今回、ドラゴンとか少年とかと親しくなる回でしたが、少年はともかく牙や爪で傷つけられる恐れがある生き物に触れるのは勇気がいることですよね...やっぱり狼とか鷹とか虎とか豹とか、中々触れませんよね...

今回も最後まで読んでくださりありがとうございました。次回やその次の回もそこそこ衝撃的な話になると思いますので、良かったらまたお立ち寄りください。



「陽炎稲妻水の月」は形は見えてもとらえることのできないもののたとえです。ここでは本物の月の名前として使っています。

「イマルの日」は、日本では8月11日に帰省する人が多いらしく、8月11日は「ヴァイマル憲法」、「ワイマール憲法」が制定された日なので二つの名前の中でどちらも使っている字を取ってきてくっつけてみました。「イマルの日」はあくまで帰省する日なので急に謎の憲法制定の話が出てきた理由とか上記の月の名前とかに関係はありません...さらに言えばややこしいことに「イマルの日」は8月11日だというわけではありません。そもそも暦自体地球のとは違いますので...

「シイナダレジャク」は「シナダレスズメガヤ」が名前の由来で、ここでは動物の首や足を絞める形の罠に使うための紐をこの植物で作っている設定です。
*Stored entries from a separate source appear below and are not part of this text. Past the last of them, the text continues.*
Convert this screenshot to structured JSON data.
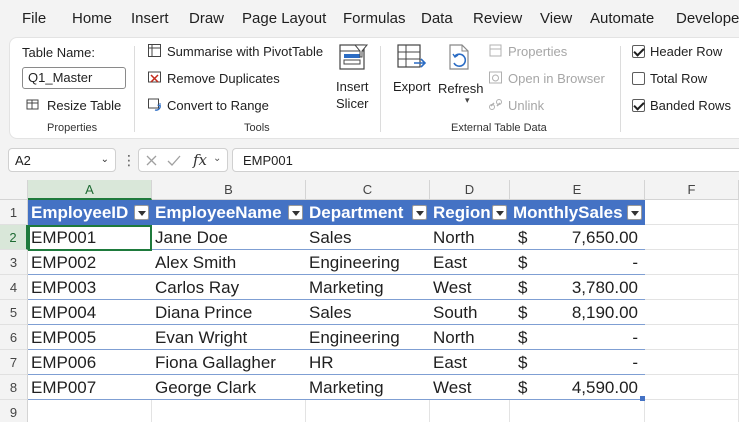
{
  "menu": [
    "File",
    "Home",
    "Insert",
    "Draw",
    "Page Layout",
    "Formulas",
    "Data",
    "Review",
    "View",
    "Automate",
    "Developer"
  ],
  "ribbon": {
    "properties": {
      "table_name_label": "Table Name:",
      "table_name_value": "Q1_Master",
      "resize_label": "Resize Table",
      "group_label": "Properties"
    },
    "tools": {
      "pivot_label": "Summarise with PivotTable",
      "dup_label": "Remove Duplicates",
      "range_label": "Convert to Range",
      "slicer_label_1": "Insert",
      "slicer_label_2": "Slicer",
      "group_label": "Tools"
    },
    "external": {
      "export_label": "Export",
      "refresh_label": "Refresh",
      "properties_label": "Properties",
      "browser_label": "Open in Browser",
      "unlink_label": "Unlink",
      "group_label": "External Table Data"
    },
    "style_options": {
      "header_row": {
        "label": "Header Row",
        "checked": true
      },
      "total_row": {
        "label": "Total Row",
        "checked": false
      },
      "banded_rows": {
        "label": "Banded Rows",
        "checked": true
      }
    }
  },
  "formula_bar": {
    "name_box": "A2",
    "fx": "fx",
    "value": "EMP001"
  },
  "grid": {
    "columns": [
      "A",
      "B",
      "C",
      "D",
      "E",
      "F"
    ],
    "rows": [
      "1",
      "2",
      "3",
      "4",
      "5",
      "6",
      "7",
      "8",
      "9"
    ],
    "headers": [
      "EmployeeID",
      "EmployeeName",
      "Department",
      "Region",
      "MonthlySales"
    ],
    "currency_symbol": "$",
    "data": [
      [
        "EMP001",
        "Jane Doe",
        "Sales",
        "North",
        "7,650.00"
      ],
      [
        "EMP002",
        "Alex Smith",
        "Engineering",
        "East",
        "-"
      ],
      [
        "EMP003",
        "Carlos Ray",
        "Marketing",
        "West",
        "3,780.00"
      ],
      [
        "EMP004",
        "Diana Prince",
        "Sales",
        "South",
        "8,190.00"
      ],
      [
        "EMP005",
        "Evan Wright",
        "Engineering",
        "North",
        "-"
      ],
      [
        "EMP006",
        "Fiona Gallagher",
        "HR",
        "East",
        "-"
      ],
      [
        "EMP007",
        "George Clark",
        "Marketing",
        "West",
        "4,590.00"
      ]
    ]
  },
  "colors": {
    "table_header": "#4472c4",
    "selection": "#1e7a3c"
  }
}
「シナダレスズメガヤ」は温帯から熱帯に生息する植物で、耐暑性と耐旱性は強いですが、耐陰性と耐湿性は弱いそうなのでこの地域の森が鬱蒼としているから「シイナダレジャク」が生えないのかもしれませんね...

「バーラミャ」はリスのような大きさで、枝を掴むことが出来るような手足と長い尾を持ち、木の上で生活する「ハラミヤ」を想像して書いています。

「アンブィーキオン」は狼のような鋭い歯が犬のような歯並びで、虎のような大きさだけど熊のような体格の「アンフィキオン」を想像しています。危険です。

アサディーが食べていた卵の親鳥は、足にも羽があったとされる「始祖鳥」を思い浮かべて書きました。(崖を走りながら登ったかは分からないんですけど...)

この地域では二段階で首を傾げると賛成の意味になる設定です。激しい同意だと左右に二段階首を傾げる必要があります。

と、長々と失礼しました。最後まで読んでくださりありがとうございました。